There were adjustments, but the university came through, said Theresa Scheier, 19, a sophomore from Lee’s Summit.

“I’m really glad that I was able to be on campus,” the biochemistry major said. “Just to be able to come back and still make connections with people is important. There were still options for things to do on campus.”

The university made a mistake when it limited hours in the dining halls over Thanksgiving, she said.

The university had just one dining hall open Thanksgiving weekend, from noon to 4 p.m. Saturday and Sunday. The university added hours at the four campus dining halls after student complaints began making waves on social media.

Next semester, four of her seven classes will be on campus, she said.

“You just get to actually see your peers,” Scheier said.

With online courses, she doesn’t even know what one of her professors looks like.

The university has many case investigators and contact tracers who are able to closely track cases on campus and also assist the Columbia/Boone County health department as it works to catch up, Middleton said.

“Unlike some college towns, we’ve maintained a good relationship with the health department,” Middleton said. There is cooperation between the agencies.

In conjunction with the MU Alumni Association, the university decided to cancel the Homecoming parade and other in-person Homecoming events, said spokeswoman Kristen Smarr.

“I think we’ve been really innovative in finding ways to keep our community connected,” Smarr said.

Most in-person classes were canceled after Thanksgiving break. Students who traveled home for Thanksgiving were asked to stay home until the start of the spring semester.

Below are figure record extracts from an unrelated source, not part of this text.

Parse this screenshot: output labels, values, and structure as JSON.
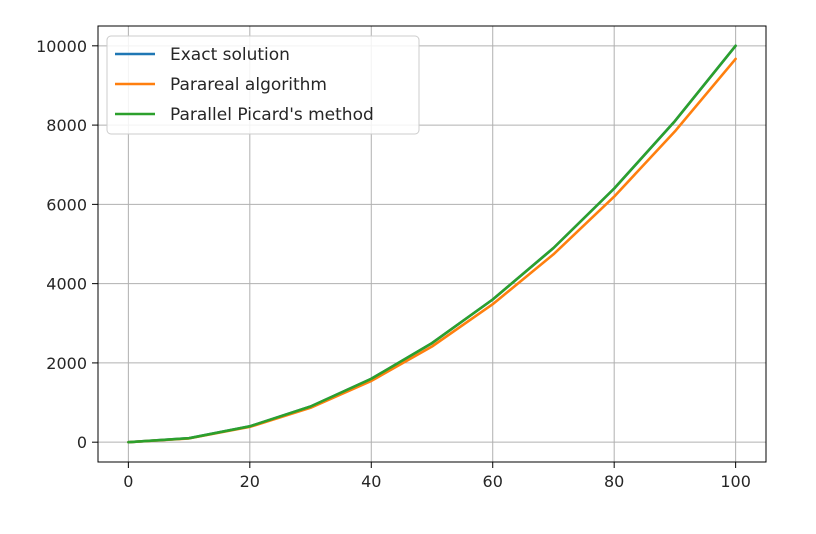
{
  "chart_data": {
    "type": "line",
    "title": "",
    "xlabel": "",
    "ylabel": "",
    "xlim": [
      -5,
      105
    ],
    "ylim": [
      -500,
      10500
    ],
    "x_ticks": [
      0,
      20,
      40,
      60,
      80,
      100
    ],
    "x_tick_labels": [
      "0",
      "20",
      "40",
      "60",
      "80",
      "100"
    ],
    "y_ticks": [
      0,
      2000,
      4000,
      6000,
      8000,
      10000
    ],
    "y_tick_labels": [
      "0",
      "2000",
      "4000",
      "6000",
      "8000",
      "10000"
    ],
    "grid": true,
    "legend_position": "top-left",
    "x": [
      0,
      10,
      20,
      30,
      40,
      50,
      60,
      70,
      80,
      90,
      100
    ],
    "series": [
      {
        "name": "Exact solution",
        "color": "#1f77b4",
        "values": [
          0,
          100,
          400,
          900,
          1600,
          2500,
          3600,
          4900,
          6400,
          8100,
          10000
        ]
      },
      {
        "name": "Parareal algorithm",
        "color": "#ff7f0e",
        "values": [
          0,
          96,
          385,
          868,
          1545,
          2415,
          3480,
          4740,
          6195,
          7840,
          9670
        ]
      },
      {
        "name": "Parallel Picard's method",
        "color": "#2ca02c",
        "values": [
          0,
          100,
          400,
          900,
          1600,
          2500,
          3600,
          4900,
          6400,
          8100,
          10000
        ]
      }
    ]
  }
}
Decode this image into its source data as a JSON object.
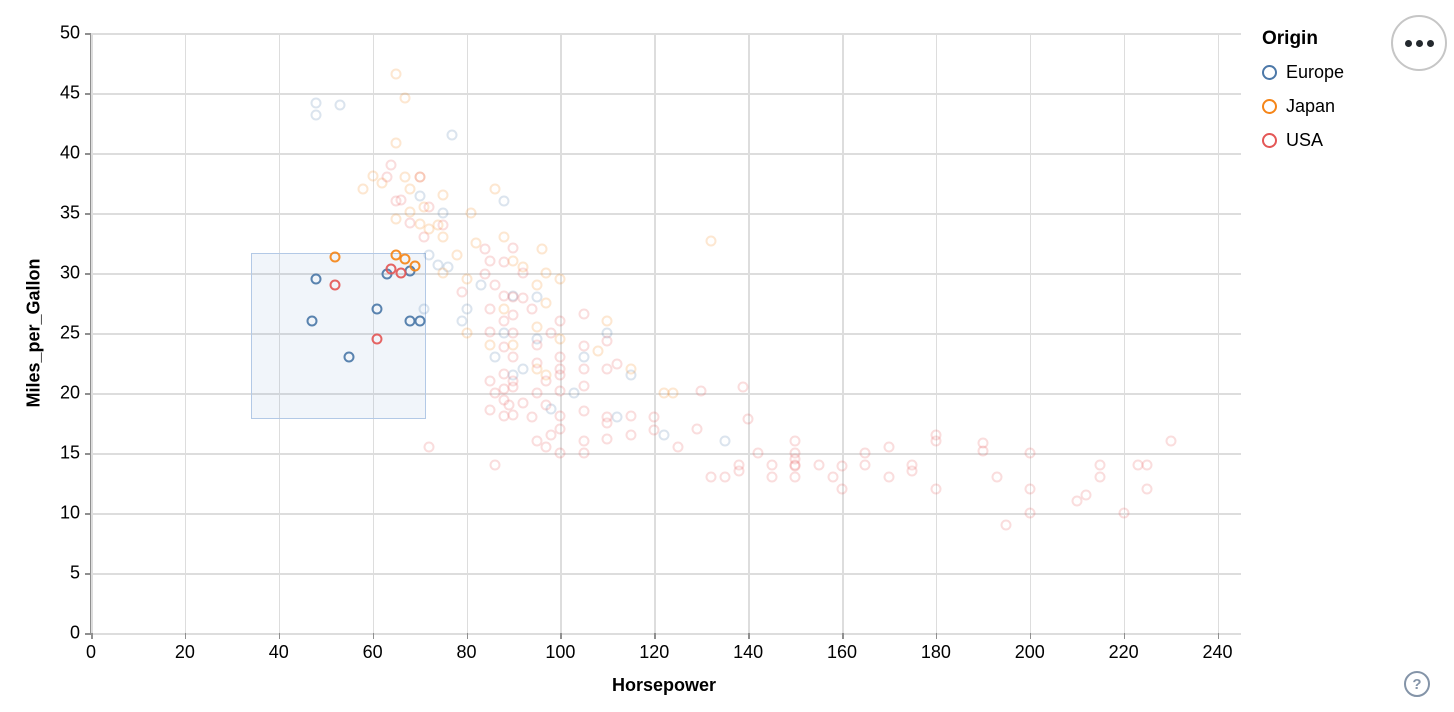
{
  "help_button": {
    "glyph": "?"
  },
  "menu_button": {
    "icon": "ellipsis-icon"
  },
  "chart_data": {
    "type": "scatter",
    "xlabel": "Horsepower",
    "ylabel": "Miles_per_Gallon",
    "x_domain": [
      0,
      245
    ],
    "y_domain": [
      0,
      50
    ],
    "x_ticks": [
      0,
      20,
      40,
      60,
      80,
      100,
      120,
      140,
      160,
      180,
      200,
      220,
      240
    ],
    "y_ticks": [
      0,
      5,
      10,
      15,
      20,
      25,
      30,
      35,
      40,
      45,
      50
    ],
    "grid": true,
    "legend": {
      "title": "Origin",
      "position": "top-right",
      "entries": [
        {
          "label": "Europe",
          "color": "#4c78a8"
        },
        {
          "label": "Japan",
          "color": "#f58518"
        },
        {
          "label": "USA",
          "color": "#e45756"
        }
      ]
    },
    "brush": {
      "x": [
        34,
        71
      ],
      "y": [
        18,
        31.7
      ]
    },
    "point_style": {
      "opacity_selected": 0.92,
      "opacity_unselected": 0.2,
      "stroke_width": 2.6,
      "size": 12
    },
    "series": [
      {
        "name": "Europe",
        "color": "#4c78a8",
        "selected": [
          [
            48,
            29.5
          ],
          [
            47,
            26
          ],
          [
            61,
            27
          ],
          [
            68,
            26
          ],
          [
            70,
            26
          ],
          [
            55,
            23
          ],
          [
            63,
            29.9
          ],
          [
            68,
            30.2
          ]
        ],
        "unselected": [
          [
            48,
            44.2
          ],
          [
            53,
            44
          ],
          [
            48,
            43.2
          ],
          [
            77,
            41.5
          ],
          [
            70,
            36.4
          ],
          [
            88,
            36
          ],
          [
            75,
            35
          ],
          [
            72,
            31.5
          ],
          [
            74,
            30.7
          ],
          [
            76,
            30.5
          ],
          [
            83,
            29
          ],
          [
            90,
            28.1
          ],
          [
            95,
            28
          ],
          [
            88,
            25
          ],
          [
            95,
            24.5
          ],
          [
            110,
            25
          ],
          [
            105,
            23
          ],
          [
            90,
            21.5
          ],
          [
            115,
            21.5
          ],
          [
            112,
            18
          ],
          [
            122,
            16.5
          ],
          [
            135,
            16
          ],
          [
            103,
            20
          ],
          [
            98,
            18.7
          ],
          [
            80,
            27
          ],
          [
            79,
            26
          ],
          [
            71,
            27
          ],
          [
            86,
            23
          ],
          [
            92,
            22
          ]
        ]
      },
      {
        "name": "Japan",
        "color": "#f58518",
        "selected": [
          [
            52,
            31.3
          ],
          [
            65,
            31.5
          ],
          [
            67,
            31.2
          ],
          [
            69,
            30.6
          ]
        ],
        "unselected": [
          [
            65,
            46.6
          ],
          [
            67,
            44.6
          ],
          [
            65,
            40.8
          ],
          [
            60,
            38.1
          ],
          [
            62,
            37.5
          ],
          [
            58,
            37
          ],
          [
            67,
            38
          ],
          [
            68,
            37
          ],
          [
            70,
            38
          ],
          [
            75,
            36.5
          ],
          [
            71,
            35.5
          ],
          [
            68,
            35.1
          ],
          [
            65,
            34.5
          ],
          [
            70,
            34.1
          ],
          [
            72,
            33.7
          ],
          [
            74,
            34
          ],
          [
            88,
            33
          ],
          [
            75,
            33
          ],
          [
            96,
            32
          ],
          [
            90,
            31
          ],
          [
            92,
            30.5
          ],
          [
            97,
            30
          ],
          [
            75,
            30
          ],
          [
            80,
            29.5
          ],
          [
            95,
            29
          ],
          [
            100,
            29.5
          ],
          [
            97,
            27.5
          ],
          [
            88,
            27
          ],
          [
            110,
            26
          ],
          [
            95,
            25.5
          ],
          [
            100,
            24.5
          ],
          [
            108,
            23.5
          ],
          [
            95,
            22
          ],
          [
            97,
            21.5
          ],
          [
            115,
            22
          ],
          [
            122,
            20
          ],
          [
            124,
            20
          ],
          [
            132,
            32.7
          ],
          [
            90,
            24
          ],
          [
            85,
            24
          ],
          [
            80,
            25
          ],
          [
            78,
            31.5
          ],
          [
            82,
            32.5
          ],
          [
            86,
            37
          ],
          [
            81,
            35
          ]
        ]
      },
      {
        "name": "USA",
        "color": "#e45756",
        "selected": [
          [
            52,
            29
          ],
          [
            61,
            24.5
          ],
          [
            64,
            30.3
          ],
          [
            66,
            30
          ]
        ],
        "unselected": [
          [
            64,
            39
          ],
          [
            66,
            36.1
          ],
          [
            63,
            38
          ],
          [
            70,
            38
          ],
          [
            65,
            36
          ],
          [
            72,
            35.5
          ],
          [
            68,
            34.2
          ],
          [
            75,
            34
          ],
          [
            71,
            33
          ],
          [
            84,
            32
          ],
          [
            90,
            32.1
          ],
          [
            85,
            31
          ],
          [
            88,
            30.9
          ],
          [
            92,
            30
          ],
          [
            84,
            29.9
          ],
          [
            86,
            29
          ],
          [
            79,
            28.4
          ],
          [
            88,
            28.1
          ],
          [
            90,
            28
          ],
          [
            92,
            27.9
          ],
          [
            94,
            27
          ],
          [
            85,
            27
          ],
          [
            90,
            26.5
          ],
          [
            88,
            26
          ],
          [
            100,
            26
          ],
          [
            105,
            26.6
          ],
          [
            85,
            25.1
          ],
          [
            90,
            25
          ],
          [
            98,
            25
          ],
          [
            110,
            24.3
          ],
          [
            95,
            24
          ],
          [
            105,
            23.9
          ],
          [
            88,
            23.8
          ],
          [
            100,
            23
          ],
          [
            90,
            23
          ],
          [
            112,
            22.4
          ],
          [
            110,
            22
          ],
          [
            105,
            22
          ],
          [
            100,
            22
          ],
          [
            95,
            22.5
          ],
          [
            88,
            21.6
          ],
          [
            85,
            21
          ],
          [
            90,
            21
          ],
          [
            97,
            21
          ],
          [
            100,
            21.5
          ],
          [
            105,
            20.6
          ],
          [
            88,
            20.3
          ],
          [
            86,
            20
          ],
          [
            90,
            20.5
          ],
          [
            95,
            20
          ],
          [
            100,
            20.2
          ],
          [
            88,
            19.4
          ],
          [
            92,
            19.2
          ],
          [
            97,
            19
          ],
          [
            89,
            19
          ],
          [
            85,
            18.6
          ],
          [
            90,
            18.2
          ],
          [
            88,
            18.1
          ],
          [
            94,
            18
          ],
          [
            100,
            18.1
          ],
          [
            105,
            18.5
          ],
          [
            110,
            18
          ],
          [
            115,
            18.1
          ],
          [
            120,
            18
          ],
          [
            110,
            17.5
          ],
          [
            100,
            17
          ],
          [
            98,
            16.5
          ],
          [
            95,
            16
          ],
          [
            105,
            16
          ],
          [
            110,
            16.2
          ],
          [
            115,
            16.5
          ],
          [
            120,
            16.9
          ],
          [
            125,
            15.5
          ],
          [
            72,
            15.5
          ],
          [
            86,
            14
          ],
          [
            100,
            15
          ],
          [
            105,
            15
          ],
          [
            97,
            15.5
          ],
          [
            130,
            20.2
          ],
          [
            139,
            20.5
          ],
          [
            129,
            17
          ],
          [
            140,
            17.8
          ],
          [
            142,
            15
          ],
          [
            145,
            14
          ],
          [
            138,
            14
          ],
          [
            135,
            13
          ],
          [
            132,
            13
          ],
          [
            138,
            13.5
          ],
          [
            145,
            13
          ],
          [
            150,
            16
          ],
          [
            150,
            15
          ],
          [
            150,
            14.5
          ],
          [
            150,
            14
          ],
          [
            150,
            13.9
          ],
          [
            150,
            13
          ],
          [
            155,
            14
          ],
          [
            158,
            13
          ],
          [
            160,
            13.9
          ],
          [
            165,
            15
          ],
          [
            165,
            14
          ],
          [
            170,
            15.5
          ],
          [
            170,
            13
          ],
          [
            175,
            14
          ],
          [
            175,
            13.5
          ],
          [
            180,
            16.5
          ],
          [
            180,
            16
          ],
          [
            180,
            12
          ],
          [
            160,
            12
          ],
          [
            190,
            15.8
          ],
          [
            190,
            15.2
          ],
          [
            200,
            15
          ],
          [
            193,
            13
          ],
          [
            200,
            12
          ],
          [
            200,
            10
          ],
          [
            195,
            9
          ],
          [
            210,
            11
          ],
          [
            212,
            11.5
          ],
          [
            215,
            14
          ],
          [
            215,
            13
          ],
          [
            220,
            10
          ],
          [
            223,
            14
          ],
          [
            225,
            14
          ],
          [
            225,
            12
          ],
          [
            230,
            16
          ]
        ]
      }
    ]
  }
}
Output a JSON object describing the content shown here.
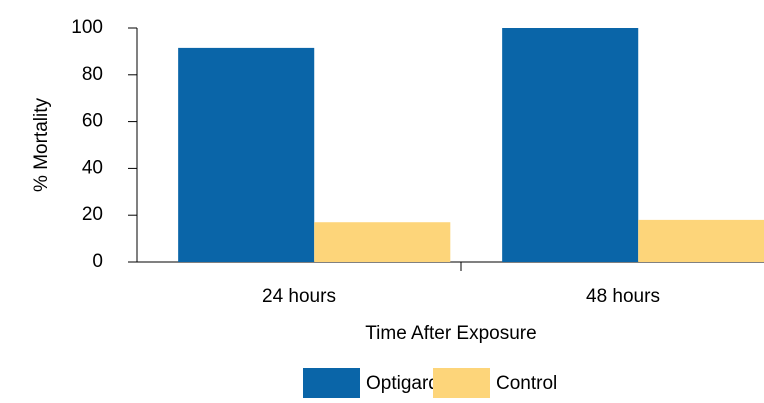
{
  "chart_data": {
    "type": "bar",
    "categories": [
      "24 hours",
      "48 hours"
    ],
    "series": [
      {
        "name": "Optigard Flex",
        "color": "#0a65a8",
        "values": [
          91.5,
          100
        ]
      },
      {
        "name": "Control",
        "color": "#fdd57a",
        "values": [
          17,
          18
        ]
      }
    ],
    "ylim": [
      0,
      100
    ],
    "yticks": [
      0,
      20,
      40,
      60,
      80,
      100
    ],
    "ylabel": "% Mortality",
    "xlabel": "Time After Exposure",
    "legend": "bottom",
    "grid": false
  }
}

“Part of our strategy from the beginning has been to monitor the public health data,” Middleton said of the decision. That includes the burden on hospitals.

A few weeks before Thanksgiving, conditions looked good for continuing in-person classes after Thanksgiving, but that changed within a matter of days, said MU spokesman Christian Basi.

“We had to make a different decision,” Basi said. “We’ve got fantastic experts on campus to make sure we have the necessary information to make these decisions.”

A third of students in student housing remained on campus after Thanksgiving break, Basi said, or 2,200 students.

Flagrant violation of campus rules resulted in the expulsion of two students and suspension of three students in September. There were no similar cases during the semester because that measure clearly communicated how seriously university officials take the violations, Basi said. Other violations have resulted in 936 referrals to the student accountability office.

Brooke Douglass, an MU student, studies near the MU Student Center on Aug. 24.

Financial challenges may still face the university, said Rhonda Gibler, vice chancellor for finance.

The first priority has been safety, which itself has increased costs, she said. Federal funds have helped defray some costs; MU Health Care will receive $2 million in federal CARES Act funding to be distributed by the Boone County Commission.

There is a continuing decline in athletics revenue.

“Attendance has been drastically impacted” in athletics, Gibler said. 

State funding is in question, she said.

“Time will still tell what the overall impact is and if we need to brace ourselves for a smaller state allocation,” she said.

What about improvement in the spring semester?

“You’re seeing planning in action,” Basi said. “Obviously, this is new territory for everybody. We are getting ready to gear up for the spring semester.”

Planning for the spring semester again will involve consultation with public health professionals and monitoring data daily, he said.